Гуля ничего не сказала. Взвалив на плечо подушку, словно это была бог весть какая тяжесть, она медленно пошла по направлению к белому павильону, где жили старшие девочки.
«Чего доброго, и в самом деле напишет! – думала она. – Вот будет здорово: сначала моя телеграмма, а потом этакое письмецо… Хоть домой не показывайся!»
Но делать было нечего, и в тот же вечер в окошко телеграфа была подана срочная телеграмма:
«Оказались непредвиденные экстренные расходы вышли пожалуйста на билет целую Гуля».
Возвращаясь в сумерках по берегу моря в санаторий, Гуля и Мирра обдумывали, какие расходы вообще можно считать «экстренными» и «непредвиденными». Текст был составлен по совету Мирры, и теперь Гуля ломала голову над тем, как она объяснит свою телеграмму дома.
– Утро вечера мудренее, – в конце концов сказала Гуля. – Да и до Киева ещё далеко.
Но оказалось, что и до утра ещё далеко.
Лёжа в постели без сна, Гуля думала, как ей выйти из того запутанного положения, в которое она попала. Ей нужны были деньги не только на билет в Киев. Она вспомнила, что она задолжала всем, кому только можно: и Вере, и пионервожатому Алёше, и даже Мирре, у которой взяла деньги на телеграмму.
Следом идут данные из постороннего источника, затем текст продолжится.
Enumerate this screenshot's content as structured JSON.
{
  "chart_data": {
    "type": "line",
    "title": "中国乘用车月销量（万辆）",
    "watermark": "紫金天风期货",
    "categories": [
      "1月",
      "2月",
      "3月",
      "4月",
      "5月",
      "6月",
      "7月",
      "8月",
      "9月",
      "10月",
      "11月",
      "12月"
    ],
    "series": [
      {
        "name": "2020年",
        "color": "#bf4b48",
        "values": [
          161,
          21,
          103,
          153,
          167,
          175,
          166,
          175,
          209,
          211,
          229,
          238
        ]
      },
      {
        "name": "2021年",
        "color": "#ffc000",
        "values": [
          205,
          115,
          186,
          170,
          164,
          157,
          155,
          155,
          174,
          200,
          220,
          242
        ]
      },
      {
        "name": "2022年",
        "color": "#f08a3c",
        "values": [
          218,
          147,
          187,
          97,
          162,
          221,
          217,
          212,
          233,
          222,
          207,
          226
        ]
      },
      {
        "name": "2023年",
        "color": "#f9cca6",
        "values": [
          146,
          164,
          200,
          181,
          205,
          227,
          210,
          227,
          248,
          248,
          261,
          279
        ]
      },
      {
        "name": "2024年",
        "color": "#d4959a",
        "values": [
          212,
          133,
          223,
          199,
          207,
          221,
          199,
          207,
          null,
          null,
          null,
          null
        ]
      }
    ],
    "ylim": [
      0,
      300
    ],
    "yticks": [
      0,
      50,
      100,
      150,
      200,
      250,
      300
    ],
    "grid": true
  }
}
Она с мучительной ясностью вспомнила, как, провожая её на вокзал, мама просила её быть благоразумной, не потерять деньги по дороге и не покупать на станциях всякую ерунду.
А она так легкомысленно растратила всё, что ей дала мама!
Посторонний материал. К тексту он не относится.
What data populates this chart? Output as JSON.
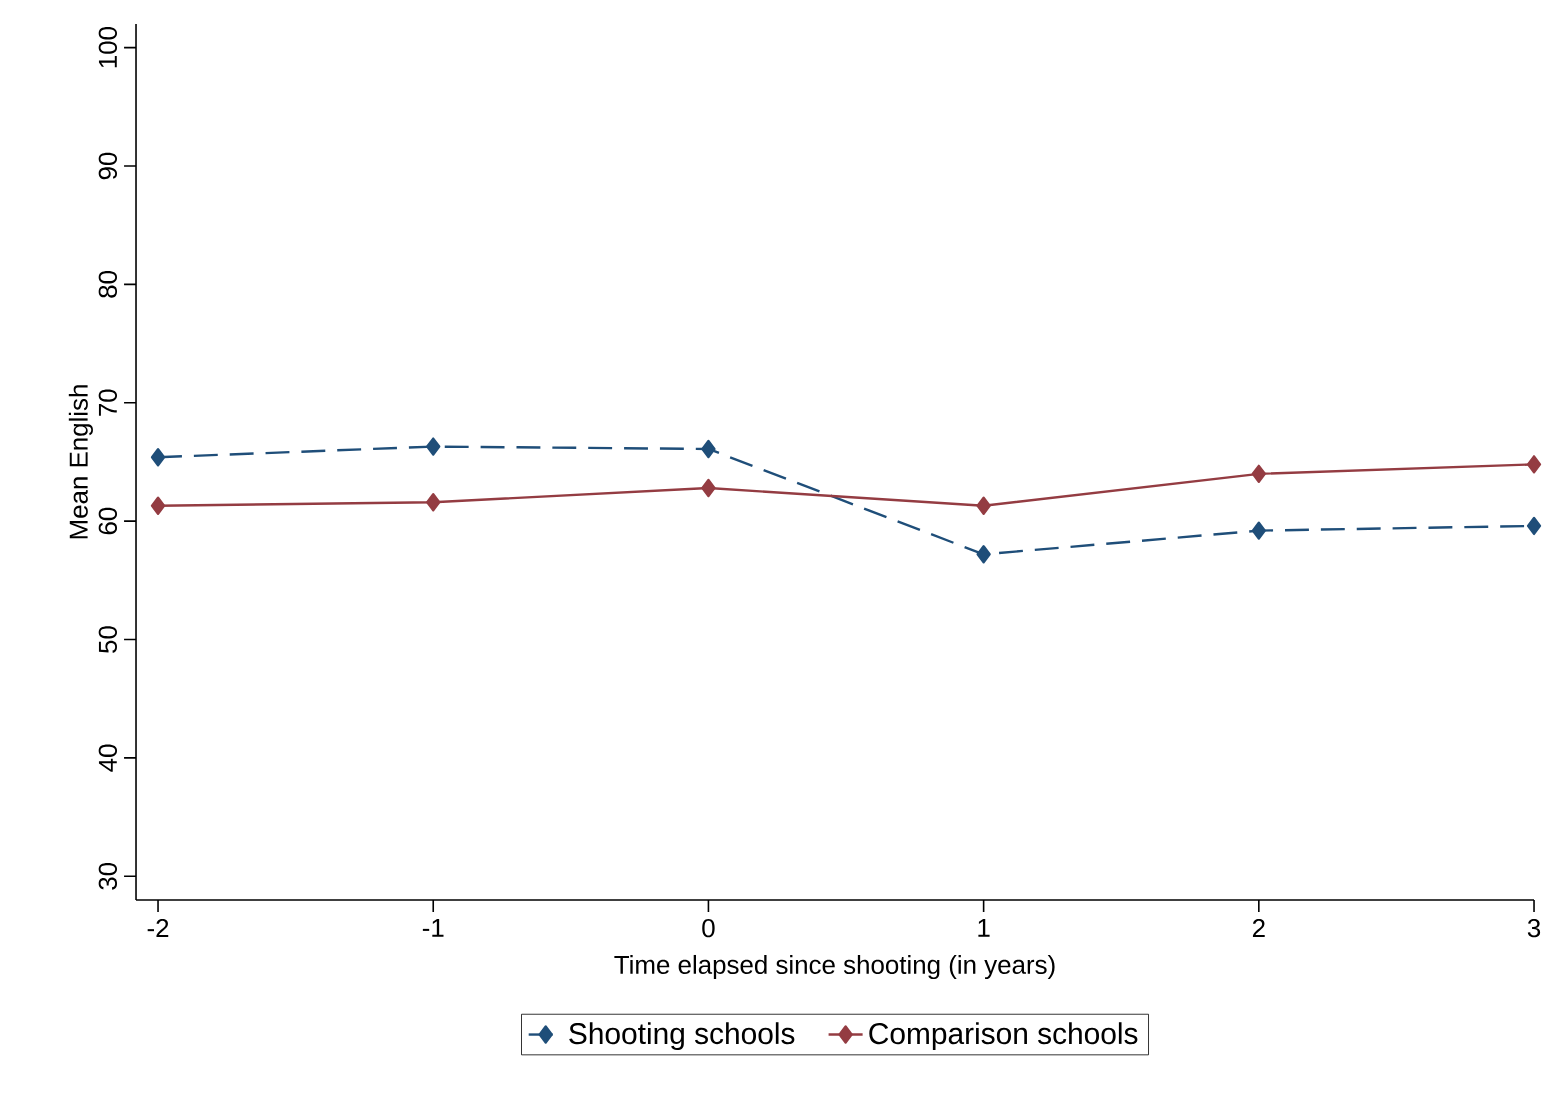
{
  "chart_data": {
    "type": "line",
    "xlabel": "Time elapsed since shooting (in years)",
    "ylabel": "Mean English",
    "x": [
      -2,
      -1,
      0,
      1,
      2,
      3
    ],
    "series": [
      {
        "name": "Shooting schools",
        "color": "#1f4e79",
        "line_style": "dashed",
        "values": [
          65.4,
          66.3,
          66.1,
          57.2,
          59.2,
          59.6
        ]
      },
      {
        "name": "Comparison schools",
        "color": "#943c42",
        "line_style": "solid",
        "values": [
          61.3,
          61.6,
          62.8,
          61.3,
          64.0,
          64.8
        ]
      }
    ],
    "xlim": [
      -2.08,
      3
    ],
    "ylim": [
      28,
      102
    ],
    "xticks": [
      -2,
      -1,
      0,
      1,
      2,
      3
    ],
    "yticks": [
      30,
      40,
      50,
      60,
      70,
      80,
      90,
      100
    ],
    "marker": "diamond",
    "grid": false,
    "legend": "bottom"
  }
}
«Что теперь делать? Ах, что же теперь делать?»
Она стала высчитывать, сколько тратила в среднем каждый день. Но от этих подсчётов ей не стало легче. Она пришла в ужас. Вышло… по двадцать два рубля! И это при готовом питании! А мама, вспомнила Гуля, говорила ей при прощанье на вокзале, что даже ответственные работники получают во время командировки только двадцать рублей в сутки.
У Гули разболелась голова.
«Надо во что бы то ни стало найти какой-нибудь выход. Нельзя, чтобы из-за меня мама и папа мучились с деньгами. Но что делать? Продать что-нибудь? Что же можно продать? Голубой сарафан? Он уже не новый, выгорел на солнце».
И вдруг мелькнула мысль: часы!
Вот это действительно ценность! Гуля в темноте нащупала на столике у постели свои часики. Она поднесла их к уху. Колесики постукивали чётко и деловито, словно билось маленькое сердце.
– Милые вы мои часики! – сказала Гуля, гладя полированную крышечку.
Она не могла даже представить себе, как это она сможет отдать их навсегда в чьи-то чужие руки. Но другого выхода не было. Если из дому не пришлют денег, придётся продать здесь. А если пришлют, тогда в Киеве, чтобы отдать маме долг…
На этом Гуля успокоилась и перед самым рассветом наконец уснула.